Trafficking v. sex work, again


Check out this post over at Feministe about the trafficking of Native American women. (Warning: it’s pretty fucking upsetting.) The original article says some pretty troubling things that make me, as a sex worker, really fucking angry, both at so-called “advocates” and at the people who are abusing and ignoring the abuse of Native women.

“If it was a bunch of white, blonde hair, blue-eyed girls, believe me, there would be an end to this,” said Vednita Carter, executive director of Breaking Free, a St. Paul-based nonprofit serving women involved in prostitution.

I think this is dead, dead on. And it’s what pisses me off the most. All women are exploited under sexism, sure, but women of color have been especially and uniquely exploited by White dominance. The shit that white men have done to women of color in the name of what? “civilizing the natives” (aka stealing their land and colonizing them) is deserving of a special hell.

Then, the article makes a point that is what really gets me. As a sex worker, it really pisses me off.

Although the legal system treats prostitution and trafficking differently, the report often uses the terms interchangeably, as many advocates believe that prostitution can never be considered fully consensual. The prostituted woman is the true victim of the crime, they argue.

“There’s a general acceptance that prostitution is a lifestyle choice, when it’s actually a federal crime against women,” Koepplinger said.

Let’s start with the idea that the law treats trafficking and prostitution differently. In theory, they do. I’ve read enough of the actual written code. In practice, I call bullshit on that statement. The law sees everyone as a criminal. If you look at some of the fall-out from Operation Cross Country, it’s pretty clear that this effort to rescue victims of trafficking was more interested in arresting workers. Underage people were arrested.

If you look at the work of the Sex Workers Project and others, it’s arrest first, ask questions later (maybe). The law in practice lumps everyone together, regardless of how they ended up selling or trading sex.

Now let’s move onto the idea that advocates want to use sex work and sex trafficking interchangeably because no one can truly consent to sex work. Oh man, no fucking way! Thanks for clearing that one up for me.

I’ve said for a long time that there are degrees of privilege and consent. I don’t think anyone ever completely truly enters sex work as a choice because one’s position of privilege (or lack thereof) shapes the experience. I suppose a cis-gendered straight wealthy white man who works for himself, then maybe, just maybe. I have a huge, huge problem with the idea that you can be a sex worker just and only because you like sex or whatever. It’s not black and white. There are not The Privileged and The Exploited. There’s a whole lot of variation.
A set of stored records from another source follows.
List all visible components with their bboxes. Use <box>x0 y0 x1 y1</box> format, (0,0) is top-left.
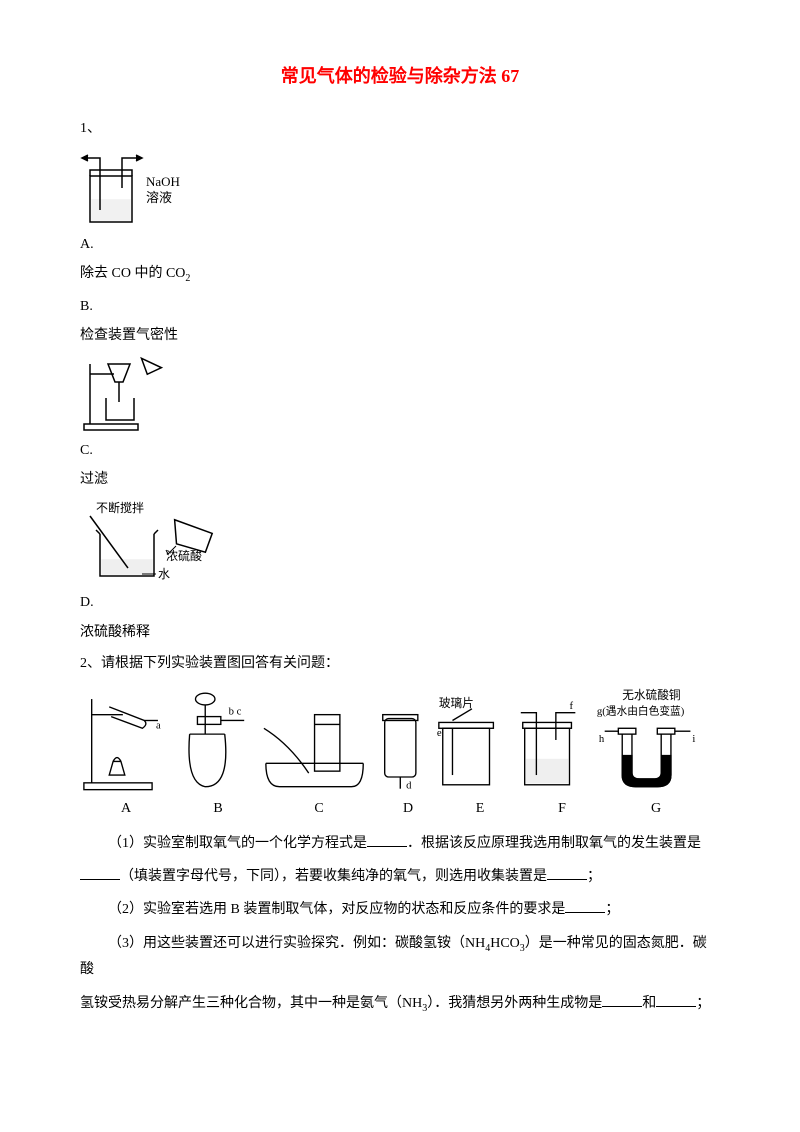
q2-label-i: i <box>693 733 696 745</box>
q1-number: 1、 <box>80 116 720 141</box>
q2-p1-line1: （1）实验室制取氧气的一个化学方程式是 ．根据该反应原理我选用制取氧气的发生装置是 <box>80 831 720 856</box>
q2-rl-b: B <box>178 796 258 821</box>
q2-p1-line2: （填装置字母代号，下同），若要收集纯净的氧气，则选用收集装置是 ； <box>80 864 720 889</box>
q2-p2b: ； <box>605 902 619 917</box>
q2-p3g: ； <box>696 996 710 1011</box>
q2-label-e: e <box>437 727 442 739</box>
q2-rl-e: E <box>442 796 518 821</box>
blank-6[interactable] <box>656 993 696 1007</box>
q2-p2: （2）实验室若选用 B 装置制取气体，对反应物的状态和反应条件的要求是 ； <box>80 897 720 922</box>
q2-p1b: ．根据该反应原理我选用制取氧气的发生装置是 <box>407 836 701 851</box>
blank-5[interactable] <box>602 993 642 1007</box>
q2-label-h: h <box>599 733 605 745</box>
q2-label-f: f <box>570 700 574 712</box>
page-title: 常见气体的检验与除杂方法 67 <box>80 60 720 92</box>
q2-fig-b: b c <box>176 684 254 794</box>
q2-p3e: ）．我猜想另外两种生成物是 <box>427 996 602 1011</box>
q2-fig-c <box>260 684 367 794</box>
q1-d-desc: 浓硫酸稀释 <box>80 620 720 645</box>
q2-figures-row: a b c d 玻璃片 <box>80 684 720 794</box>
q1-c-letter: C. <box>80 438 720 463</box>
q2-fig-d: d <box>373 684 428 794</box>
q2-p1d: ； <box>587 869 601 884</box>
q1-b-desc: 检查装置气密性 <box>80 323 720 348</box>
q1-c-desc: 过滤 <box>80 467 720 492</box>
q2-p3b: HCO <box>490 936 520 951</box>
q2-fig-a: a <box>80 684 170 794</box>
q2-rl-a: A <box>80 796 172 821</box>
q2-p2a: （2）实验室若选用 B 装置制取气体，对反应物的状态和反应条件的要求是 <box>108 902 565 917</box>
q2-rl-c: C <box>264 796 374 821</box>
blank-1[interactable] <box>367 833 407 847</box>
q2-rl-g: G <box>606 796 706 821</box>
q2-p3-line1: （3）用这些装置还可以进行实验探究．例如：碳酸氢铵（NH4HCO3）是一种常见的… <box>80 931 720 983</box>
q2-row-labels: A B C D E F G <box>80 796 720 821</box>
label-stir: 不断搅拌 <box>96 500 144 515</box>
q2-p3f: 和 <box>642 996 656 1011</box>
q2-label-glass: 玻璃片 <box>439 696 474 710</box>
q1-a-figure: NaOH 溶液 <box>80 148 720 226</box>
q2-label-bc: b c <box>228 706 241 718</box>
q2-label-d: d <box>406 780 412 792</box>
label-naoh: NaOH <box>146 174 180 189</box>
blank-2[interactable] <box>80 866 120 880</box>
q2-p1a: （1）实验室制取氧气的一个化学方程式是 <box>108 836 367 851</box>
q1-b-letter: B. <box>80 294 720 319</box>
q2-label-cuso4-2: g(遇水由白色变蓝) <box>597 705 685 718</box>
q1-a-desc: 除去 CO 中的 CO2 <box>80 261 720 288</box>
q1-a-text: 除去 CO 中的 CO <box>80 266 185 281</box>
q2-p3d: 氢铵受热易分解产生三种化合物，其中一种是氨气（NH <box>80 996 422 1011</box>
blank-3[interactable] <box>547 866 587 880</box>
q2-intro: 2、请根据下列实验装置图回答有关问题： <box>80 651 720 676</box>
q1-c-figure <box>80 354 720 432</box>
q2-p3-line2: 氢铵受热易分解产生三种化合物，其中一种是氨气（NH3）．我猜想另外两种生成物是和… <box>80 991 720 1018</box>
q2-label-cuso4-1: 无水硫酸铜 <box>623 688 681 702</box>
q2-fig-f: f <box>513 684 587 794</box>
q2-p1c: （填装置字母代号，下同），若要收集纯净的氧气，则选用收集装置是 <box>120 869 547 884</box>
q2-p3a: （3）用这些装置还可以进行实验探究．例如：碳酸氢铵（NH <box>108 936 485 951</box>
q1-d-figure: 不断搅拌 浓硫酸 水 <box>80 498 720 584</box>
q1-d-letter: D. <box>80 590 720 615</box>
q2-rl-d: D <box>380 796 436 821</box>
label-solution: 溶液 <box>146 190 172 205</box>
blank-4[interactable] <box>565 899 605 913</box>
q2-fig-e: 玻璃片 e <box>433 684 507 794</box>
q2-fig-g: 无水硫酸铜 g(遇水由白色变蓝) h i <box>593 684 720 794</box>
q2-label-a: a <box>156 719 161 731</box>
q1-a-letter: A. <box>80 232 720 257</box>
label-acid: 浓硫酸 <box>166 548 202 563</box>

So maybe, just maybe, instead of treating everyone like a criminal or like a victim, you could look at the degree of privilege and exploitation that shapes the experience. Painting someone like me and someone like a trafficked Native woman the same because we both sell sex is really, really insulting to the experiences of the trafficked woman.

And it’s incredibly damaging to trafficked women. Instead of going after what drives the sexual exploitation of women, they go after the simplistic “drive” for trafficking: demand. I think an educational campaign targeted at men who purchase sex might help. Might. But I think the more important question is how to we address the legacy of colonialism, as well as racism, poverty, the exoticization of women of color, addiction, and the myriad of other issues creating barriers for these women.

I just get really, really angry about the conflation of sex work and sex trafficking, and not because I don’t want to be painted as a victim. I think it distracts from the horrific problem that is the exploitation and coercion of trafficking.

It’s really just way more complicated than “oh, you poor victims of the patriarchy” or “shut up, you privileged white girls”. So can we please stop arguing about who is which of those and talk about the nuances?


3 Responses to “Trafficking v. sex work, again”

  1. The only non-white women that ever get attention in trafficking are Asian women. Abolitionists have made them “the face” of international trafficking. I’ll read it a little later. Still processing all the latest drama in the sex worker community.

  2. Oh good point. Damn. And what drama?